Re: Memcpy and memset - linaro-toolchain

6 Sep 2011

      On Fri, Sep 2, 2011 at 4:51 AM, David Gilbert david.gilbert@linaro.org wrote:
...
Hi Michael,
 I've just committed a pair of memcpy's into src/linaro-a9 - memcpy.S
that is armv7
and memcpy-hybrid.S that is a Neon hybrid which uses neon for non-aligned cases
and for large (128K or larger) copies.   I've also (accidentally)
wired the memcpy-hybrid
one into the Makefile.am (I wasn't sure what the right way to do this
was - the neon_sources
seemed a good place for it, but there is nothing currently in there
that turns off the non-neon
version).
I'd be interested in seeing the results for both; I've got a bit of
a soft spot for the hybrid
solution.
On the memset, yes the 'and' that you added is fine - but I started
having a play and have
some performance results (on -t 128) that I don't really understand:

and r1,#0xff

orr  r1,r1,r1,lsl#8
   orr  r1,r1,r1,lsl#16
That's your solution - and fastest at somewhere around 2270MB/s for
me - by the TRM I reckon
that should be 3 cycles.

lsls r1,#24

orr  r1,r1,r1,lsr#8
   orr  r1,r1,r1,lsr#16
lsl isn't explicitly listed in the TRM, so I assumed that was the
same as a move with a constant
shift, which my reading is that it's a single cycle; and the lsls is 2
bytes - so you would think
that should be as fast as yours but 2 bytes smaller - except it's
reliably down at 2228MB/s - so
it is slower.

Thinking it was an alignment issue I tried adding a mov r5,r1 to

the front of that, and got 2248MB/s -
so being faster with an extra instruction it probably was an alignment issue?

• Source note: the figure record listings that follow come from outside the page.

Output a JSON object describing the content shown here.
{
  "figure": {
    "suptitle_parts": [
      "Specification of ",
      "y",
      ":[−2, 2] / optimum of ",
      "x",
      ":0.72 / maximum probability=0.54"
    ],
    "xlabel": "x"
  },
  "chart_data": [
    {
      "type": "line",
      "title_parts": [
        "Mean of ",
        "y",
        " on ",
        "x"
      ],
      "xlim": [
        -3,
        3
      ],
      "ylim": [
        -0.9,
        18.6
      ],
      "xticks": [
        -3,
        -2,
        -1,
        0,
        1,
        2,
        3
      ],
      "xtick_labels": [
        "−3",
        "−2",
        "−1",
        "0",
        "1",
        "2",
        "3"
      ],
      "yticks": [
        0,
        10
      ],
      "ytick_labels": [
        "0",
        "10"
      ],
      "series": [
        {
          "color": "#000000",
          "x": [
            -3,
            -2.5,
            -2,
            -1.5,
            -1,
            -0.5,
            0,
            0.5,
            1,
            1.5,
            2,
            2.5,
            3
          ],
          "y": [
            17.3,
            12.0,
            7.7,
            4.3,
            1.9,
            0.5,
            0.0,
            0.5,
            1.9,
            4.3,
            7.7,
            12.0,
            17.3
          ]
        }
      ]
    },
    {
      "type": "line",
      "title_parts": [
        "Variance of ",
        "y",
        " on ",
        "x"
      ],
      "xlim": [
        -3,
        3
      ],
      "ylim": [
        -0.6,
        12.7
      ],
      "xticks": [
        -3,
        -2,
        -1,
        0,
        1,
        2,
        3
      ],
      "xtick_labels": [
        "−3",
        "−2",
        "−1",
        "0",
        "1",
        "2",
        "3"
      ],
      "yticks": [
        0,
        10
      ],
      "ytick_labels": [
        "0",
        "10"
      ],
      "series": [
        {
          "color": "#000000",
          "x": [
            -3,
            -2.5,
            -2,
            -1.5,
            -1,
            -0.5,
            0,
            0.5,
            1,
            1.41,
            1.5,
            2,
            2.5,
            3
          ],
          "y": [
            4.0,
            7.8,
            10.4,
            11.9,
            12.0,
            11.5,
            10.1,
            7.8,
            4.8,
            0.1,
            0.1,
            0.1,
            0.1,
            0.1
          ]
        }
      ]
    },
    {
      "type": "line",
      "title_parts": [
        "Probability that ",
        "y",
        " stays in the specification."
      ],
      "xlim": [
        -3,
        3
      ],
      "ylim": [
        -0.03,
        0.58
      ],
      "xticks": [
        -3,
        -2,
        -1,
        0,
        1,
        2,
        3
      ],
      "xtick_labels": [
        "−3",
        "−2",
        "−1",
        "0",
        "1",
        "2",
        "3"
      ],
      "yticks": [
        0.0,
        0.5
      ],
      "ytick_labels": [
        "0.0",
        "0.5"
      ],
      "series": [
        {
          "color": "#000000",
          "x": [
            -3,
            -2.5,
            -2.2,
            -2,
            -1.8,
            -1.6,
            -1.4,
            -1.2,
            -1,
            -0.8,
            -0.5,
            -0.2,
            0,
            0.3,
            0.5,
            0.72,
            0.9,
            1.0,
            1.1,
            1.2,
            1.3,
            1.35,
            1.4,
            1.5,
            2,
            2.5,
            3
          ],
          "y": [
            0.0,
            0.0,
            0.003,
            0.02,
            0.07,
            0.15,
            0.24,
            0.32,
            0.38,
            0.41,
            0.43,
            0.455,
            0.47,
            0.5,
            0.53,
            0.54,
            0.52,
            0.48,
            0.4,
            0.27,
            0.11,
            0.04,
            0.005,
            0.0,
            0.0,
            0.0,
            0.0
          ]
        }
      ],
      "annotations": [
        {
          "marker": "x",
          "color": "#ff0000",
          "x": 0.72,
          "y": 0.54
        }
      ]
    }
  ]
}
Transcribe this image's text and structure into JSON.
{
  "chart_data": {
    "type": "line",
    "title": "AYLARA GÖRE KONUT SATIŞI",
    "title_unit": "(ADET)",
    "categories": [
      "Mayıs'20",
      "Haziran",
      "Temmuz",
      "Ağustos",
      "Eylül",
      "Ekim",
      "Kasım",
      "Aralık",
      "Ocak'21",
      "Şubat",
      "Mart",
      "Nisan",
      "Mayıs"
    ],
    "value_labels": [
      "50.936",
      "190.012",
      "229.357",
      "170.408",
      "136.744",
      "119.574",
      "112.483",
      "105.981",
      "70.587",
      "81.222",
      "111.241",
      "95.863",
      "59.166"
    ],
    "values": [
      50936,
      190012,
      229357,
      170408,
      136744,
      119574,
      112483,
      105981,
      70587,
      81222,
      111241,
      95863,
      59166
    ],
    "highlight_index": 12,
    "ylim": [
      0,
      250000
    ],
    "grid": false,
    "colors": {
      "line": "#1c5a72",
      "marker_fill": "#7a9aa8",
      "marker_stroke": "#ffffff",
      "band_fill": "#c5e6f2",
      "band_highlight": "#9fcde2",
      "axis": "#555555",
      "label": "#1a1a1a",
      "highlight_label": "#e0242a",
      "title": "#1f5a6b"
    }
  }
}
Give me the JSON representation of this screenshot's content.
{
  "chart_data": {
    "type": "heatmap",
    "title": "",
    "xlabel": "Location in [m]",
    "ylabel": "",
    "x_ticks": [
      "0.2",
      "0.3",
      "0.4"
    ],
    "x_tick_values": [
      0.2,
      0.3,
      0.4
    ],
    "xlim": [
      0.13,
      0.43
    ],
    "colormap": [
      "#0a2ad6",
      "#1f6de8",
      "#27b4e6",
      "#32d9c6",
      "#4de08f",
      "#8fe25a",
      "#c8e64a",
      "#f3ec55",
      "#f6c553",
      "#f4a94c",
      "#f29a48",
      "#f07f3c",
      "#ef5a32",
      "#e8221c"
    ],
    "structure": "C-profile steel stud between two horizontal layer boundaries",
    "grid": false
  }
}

I also tried a pair of bfi's:

bfi r1,r1, #8, #8
  bfi r1,r1, #16, #16
That came out at 2228MB/s - and is 4 cycles by the book.
Unfortunately you can't tell the performance from the latency.
Attached is a micro benchmark that has the three different versions
(and, ubx, lsl).  After compensating for the loop time, I got:
* lsl: 1.006 s
 * ubx: 0.876 s
 * and: 0.918 s
even though ubx has a latency of two cycles.
I then took the AND version and shifted it to the start of the file.
This small change in alignment pushed it up to 1.048 s which is 14 %
slower.
-- Michael